Desde que el presidente Trump anunció un alto el fuego con Irán en abril, ha tratado de obligar a Teherán a aceptar sus términos para un acuerdo de paz con una combinación de amenazas y operaciones militares limitadas.
Pero más de un mes después, el esbozo de un acuerdo de esta semana para poner fin a la guerra refleja cómo la campaña de presión de Trump no parece haber cambiado definitivamente la posición de Irán sobre su programa nuclear.
El inminente acuerdo podría reabrir el Estrecho de Ormuz, una vía vital para el petróleo y el gas, que Irán ha bloqueado desde el ataque de Estados Unidos e Israel a finales de febrero. Pero puede retrasar hasta más tarde las decisiones importantes sobre otros temas espinosos.
En ese punto ya se suponía que el estrecho de Ormuz estaría abierto. La condición de Trump para poner fin a la guerra en abril fue el paso libre.
Los funcionarios estadounidenses esperaban que con los barcos fluyendo libremente nuevamente, los precios del gas aumentarían, el resentimiento interno por la guerra se calmaría e Irán ganaría menos influencia en las negociaciones.
Pero las fuerzas iraníes han mantenido su control sobre el estrecho y no se han relajado, sin importar lo que haya intentado Estados Unidos.
El 13 de abril, el ejército estadounidense inició un bloqueo naval de los puertos iraníes, que aún continúa vigente.
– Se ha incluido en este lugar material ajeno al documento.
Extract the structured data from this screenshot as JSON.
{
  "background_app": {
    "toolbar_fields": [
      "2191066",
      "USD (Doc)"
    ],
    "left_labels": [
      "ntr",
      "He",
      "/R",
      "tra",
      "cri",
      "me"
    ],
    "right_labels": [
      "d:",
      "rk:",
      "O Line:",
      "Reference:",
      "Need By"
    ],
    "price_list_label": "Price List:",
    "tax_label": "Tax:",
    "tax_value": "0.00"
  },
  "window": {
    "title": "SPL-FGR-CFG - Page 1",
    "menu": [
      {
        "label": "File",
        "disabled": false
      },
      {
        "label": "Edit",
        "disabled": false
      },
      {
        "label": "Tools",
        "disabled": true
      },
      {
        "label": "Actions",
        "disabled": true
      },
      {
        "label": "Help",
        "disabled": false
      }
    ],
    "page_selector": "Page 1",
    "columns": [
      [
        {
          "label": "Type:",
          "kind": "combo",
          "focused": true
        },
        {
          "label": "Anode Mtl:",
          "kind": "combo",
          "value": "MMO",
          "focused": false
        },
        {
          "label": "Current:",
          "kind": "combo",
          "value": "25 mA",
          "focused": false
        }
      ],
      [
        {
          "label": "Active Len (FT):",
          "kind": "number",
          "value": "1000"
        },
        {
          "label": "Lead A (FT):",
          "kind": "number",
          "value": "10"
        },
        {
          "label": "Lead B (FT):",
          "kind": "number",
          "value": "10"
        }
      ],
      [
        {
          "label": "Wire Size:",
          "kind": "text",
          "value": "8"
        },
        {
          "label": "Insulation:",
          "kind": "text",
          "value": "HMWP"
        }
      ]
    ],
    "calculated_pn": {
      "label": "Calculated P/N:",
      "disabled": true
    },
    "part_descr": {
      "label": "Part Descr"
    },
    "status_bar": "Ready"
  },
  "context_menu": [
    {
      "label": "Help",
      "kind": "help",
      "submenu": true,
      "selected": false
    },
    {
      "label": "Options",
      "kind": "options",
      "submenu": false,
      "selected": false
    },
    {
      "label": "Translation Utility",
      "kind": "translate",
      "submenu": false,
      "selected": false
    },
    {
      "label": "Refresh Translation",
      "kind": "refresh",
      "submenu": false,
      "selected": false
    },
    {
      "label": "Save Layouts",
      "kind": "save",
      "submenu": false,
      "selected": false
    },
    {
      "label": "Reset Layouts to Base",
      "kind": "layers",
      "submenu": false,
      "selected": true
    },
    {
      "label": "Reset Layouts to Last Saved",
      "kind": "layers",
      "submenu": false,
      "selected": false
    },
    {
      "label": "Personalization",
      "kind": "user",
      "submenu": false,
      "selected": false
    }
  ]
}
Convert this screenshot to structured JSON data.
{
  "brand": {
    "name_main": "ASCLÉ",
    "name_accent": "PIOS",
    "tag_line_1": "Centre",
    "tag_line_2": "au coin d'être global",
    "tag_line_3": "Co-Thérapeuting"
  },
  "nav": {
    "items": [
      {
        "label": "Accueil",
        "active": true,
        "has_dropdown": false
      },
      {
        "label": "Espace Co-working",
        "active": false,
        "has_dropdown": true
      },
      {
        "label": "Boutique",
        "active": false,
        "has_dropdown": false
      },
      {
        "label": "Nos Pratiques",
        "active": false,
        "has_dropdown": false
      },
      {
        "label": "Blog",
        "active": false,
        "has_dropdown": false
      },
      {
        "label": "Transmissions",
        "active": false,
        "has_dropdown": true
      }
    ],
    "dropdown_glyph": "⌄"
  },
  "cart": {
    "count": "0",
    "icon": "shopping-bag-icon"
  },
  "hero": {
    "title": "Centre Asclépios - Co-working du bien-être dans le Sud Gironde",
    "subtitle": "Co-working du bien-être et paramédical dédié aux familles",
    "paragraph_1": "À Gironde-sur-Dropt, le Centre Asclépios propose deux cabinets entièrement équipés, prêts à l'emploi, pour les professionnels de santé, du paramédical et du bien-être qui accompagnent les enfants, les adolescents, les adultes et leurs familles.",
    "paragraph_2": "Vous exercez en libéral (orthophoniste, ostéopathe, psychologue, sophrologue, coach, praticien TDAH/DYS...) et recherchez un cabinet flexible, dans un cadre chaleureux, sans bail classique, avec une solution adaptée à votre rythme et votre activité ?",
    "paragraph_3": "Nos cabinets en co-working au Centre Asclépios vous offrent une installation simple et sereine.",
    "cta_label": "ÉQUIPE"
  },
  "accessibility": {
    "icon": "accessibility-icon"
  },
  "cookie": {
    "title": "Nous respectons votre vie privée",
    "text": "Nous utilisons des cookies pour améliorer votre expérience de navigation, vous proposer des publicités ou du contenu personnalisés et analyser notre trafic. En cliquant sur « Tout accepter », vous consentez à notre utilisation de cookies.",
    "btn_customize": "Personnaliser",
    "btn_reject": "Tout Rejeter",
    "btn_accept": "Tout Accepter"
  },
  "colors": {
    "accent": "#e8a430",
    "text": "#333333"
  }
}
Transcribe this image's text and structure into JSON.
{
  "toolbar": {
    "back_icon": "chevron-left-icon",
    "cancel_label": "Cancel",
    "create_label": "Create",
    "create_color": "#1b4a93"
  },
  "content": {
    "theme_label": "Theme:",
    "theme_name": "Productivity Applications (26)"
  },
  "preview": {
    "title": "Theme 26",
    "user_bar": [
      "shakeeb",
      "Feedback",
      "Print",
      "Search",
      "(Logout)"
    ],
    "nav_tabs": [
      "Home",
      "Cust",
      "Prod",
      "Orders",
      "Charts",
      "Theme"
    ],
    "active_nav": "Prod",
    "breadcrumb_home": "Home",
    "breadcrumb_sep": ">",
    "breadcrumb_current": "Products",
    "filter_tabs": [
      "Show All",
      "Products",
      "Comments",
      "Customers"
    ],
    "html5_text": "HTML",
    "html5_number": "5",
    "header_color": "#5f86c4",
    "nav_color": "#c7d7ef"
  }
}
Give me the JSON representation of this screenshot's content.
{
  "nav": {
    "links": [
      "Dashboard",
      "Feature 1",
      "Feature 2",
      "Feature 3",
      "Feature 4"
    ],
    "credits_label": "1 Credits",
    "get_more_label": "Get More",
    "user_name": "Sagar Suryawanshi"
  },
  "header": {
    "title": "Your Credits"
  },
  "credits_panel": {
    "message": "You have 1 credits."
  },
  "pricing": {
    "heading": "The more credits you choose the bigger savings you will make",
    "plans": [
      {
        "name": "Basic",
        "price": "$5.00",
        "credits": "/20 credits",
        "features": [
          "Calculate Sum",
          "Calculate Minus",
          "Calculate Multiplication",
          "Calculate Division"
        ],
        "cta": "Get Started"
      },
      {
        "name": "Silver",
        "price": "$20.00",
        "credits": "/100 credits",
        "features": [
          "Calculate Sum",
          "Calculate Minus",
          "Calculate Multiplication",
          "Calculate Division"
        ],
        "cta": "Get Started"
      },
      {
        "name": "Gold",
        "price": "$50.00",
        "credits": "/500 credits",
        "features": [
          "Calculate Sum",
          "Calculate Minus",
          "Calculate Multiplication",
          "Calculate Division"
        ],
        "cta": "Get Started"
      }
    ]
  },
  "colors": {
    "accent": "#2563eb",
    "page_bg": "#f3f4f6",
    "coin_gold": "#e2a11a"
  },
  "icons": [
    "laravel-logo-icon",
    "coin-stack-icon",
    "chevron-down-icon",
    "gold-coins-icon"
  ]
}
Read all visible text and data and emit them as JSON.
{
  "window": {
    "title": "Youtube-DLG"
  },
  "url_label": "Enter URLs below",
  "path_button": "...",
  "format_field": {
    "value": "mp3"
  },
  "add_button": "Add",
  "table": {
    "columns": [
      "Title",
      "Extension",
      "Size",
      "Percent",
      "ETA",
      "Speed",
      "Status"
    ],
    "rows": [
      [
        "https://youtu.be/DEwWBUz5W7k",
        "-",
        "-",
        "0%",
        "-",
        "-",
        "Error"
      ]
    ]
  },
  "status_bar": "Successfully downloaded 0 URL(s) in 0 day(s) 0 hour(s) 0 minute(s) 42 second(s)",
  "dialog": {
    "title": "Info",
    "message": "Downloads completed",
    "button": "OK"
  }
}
Las tropas estadounidenses han desviado al menos 100 barcos como parte de su asedio a ciudades iraníes, dijo el ejército esta semana.
Al mes siguiente, Trump anunció lo que llamó “Proyecto Libertad”. La idea era que las fuerzas estadounidenses protegieran los barcos atrapados en el bloqueo iraní de meses para que pudieran salir del estrecho de manera segura. Dos barcos lograron escapar de la iniciativa.
Tan solo un día después, Trump suspendió el esfuerzo. Los llamados de la administración Trump para que los aliados europeos apoyen la vigilancia del Estrecho no han llegado a ninguna parte.
Trump ha amenazado repetidamente a Irán con nuevos ataques, pero no ha cumplido.
La guerra con Irán ha demostrado ser impopular entre el público estadounidense, incluidos los republicanos. Eso eleva los precios del petróleo y el gas y ejerce presión sobre los aliados árabes de Washington, que han sido afectados por los ataques de represalia de Irán.
A finales de abril, cuando parecía estar a punto de expirar otro plazo para que Trump aceptara a Irán en términos estadounidenses, decidió “extender el alto el fuego hasta que las negociaciones hayan terminado, de una forma u otra”.
Trump continuó con sus amenazas en su cuenta social Truth, comenzando con memes “El tiempo corre” para Irán.
La semana pasada, Trump dijo que estaba retrasando otro ataque militar no declarado previamente contra Irán a petición de los líderes árabes del Golfo, mientras se estaban llevando a cabo “discusiones serias”.
Los expertos en Irán dicen que los líderes del país se han envalentonado por la guerra, creyendo que el país enfrentaba un intento de derrocar a la República Islámica.
Los analistas dicen que el liderazgo ve el tiempo de su lado, en parte debido a su capacidad para alterar los precios mundiales de la energía.